Untitled’ı yine aynı şekilde sistematik şekilde gezdik. Zaten bu fuar, ana fuar kadar hakim olması zor bir yapıda değil. Sadece bir yeni medya çalışmasına denk gelmediğimiz fuar çoğunlukla renklerin, soyut figüratif kompozisyonların ve görece daha kolay eserlerin yer aldığı; LA ruhu taşıyan sergilemelerden oluşuyordu. 

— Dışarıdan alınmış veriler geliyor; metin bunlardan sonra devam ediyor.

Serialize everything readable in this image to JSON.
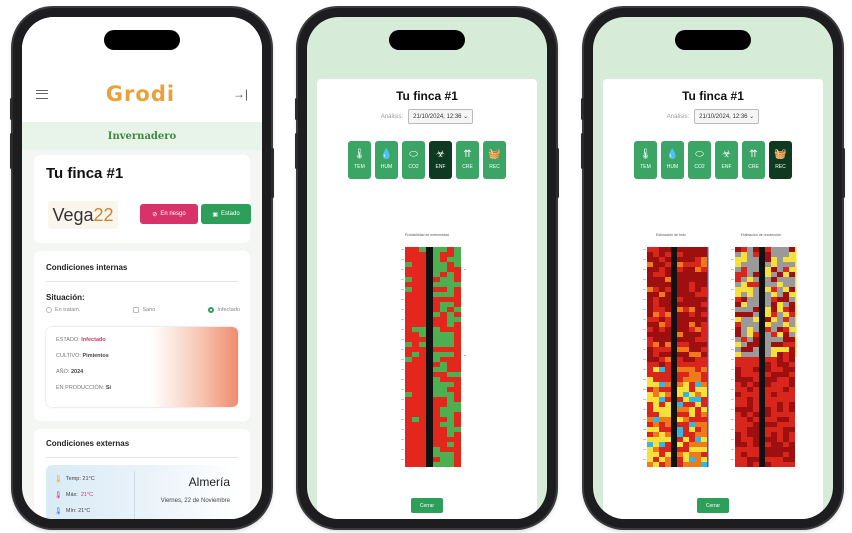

Fuarın VIP etkinliklerinde de bolca sergi, özel koleksiyon açılışı ve ön izlemeleri oldu. Açıkçası bunlarda da yeni medya bağlamında değerlendirebileceğimiz fazla sayıda esere rastlayamadık. Tabii şehrin farklı bölgelerinde o kadar fazla etkinlik, davet, açılış, sergi vardı ki biz kaçırmış olabiliriz de. Yakalayabildiklerimizden biri Quayola’nın Faena Project Room’da sergilenen eseriydi. Bana hiç hitap etmeyen Effets de Soir isimli video yerleştirme çalışmasını, “Monet’den Van Gogh’a birçok sanatçının tuvale aktarmaya çalıştığı bir izlenim olan ışıklar ve gölgeler, sıcak ve soğuk tonlar birbirine karıştığında, şafakta ve alacakaranlıkta görülebilen doğal olaylara atıfta bulunur” şeklinde açıklamışlar sergi metninde. Ve “Effets de Soir'in özünde, 10. yüzyıldan kalma bir Fransız Kalesi olan Chateau de Chaumont-sur-Loire'ın yemyeşil bahçelerinden yapay spot ışıkları altında çekilen ultra yüksek çözünürlüklü çiçek fotoğrafları yer alır” diyerek tamamlamışlar. Basit efektlerle kotarılmış video soyut-figüratif çalışmaları seven izleyicinin ilgisini çekebilecek nitelikteydi.


Quayola


The Bass Museum’daki Adrián Villar Rojas inanılmaz güzel bir heykel-video yerleştirmesinin yer aldığı, Mariana Telleria ile birlikte gerçekleştirdikleri El Fin De La Imaginacion isimli sergiden bahsetmeden geçemeyeceğim. 14 Mart’a kadar devam eden sergi yeni medya ve geleneksel üretimin nefis bir şekilde harmanlandığı bir düzenleme. Miami’ye yolunuz düşerse kesinlikle kaçırmayın.


Adrian Villar Rojas


En büyük yan etkinliklerden biri de Teamlab’in çevresel sanat deneyimi tasarımlarının sergilendiği Superblue Miami’deydi. Açıkçası bu tip, hiç bir şey anlatmayan, sadece ortalama izleyicinin instagrama güzel fotoğraflar çekmesi için tasarlanmış gibi görünen çalışmalar ne benim ne Arda’nın ilgisini çekmediği için gidip görmedik. 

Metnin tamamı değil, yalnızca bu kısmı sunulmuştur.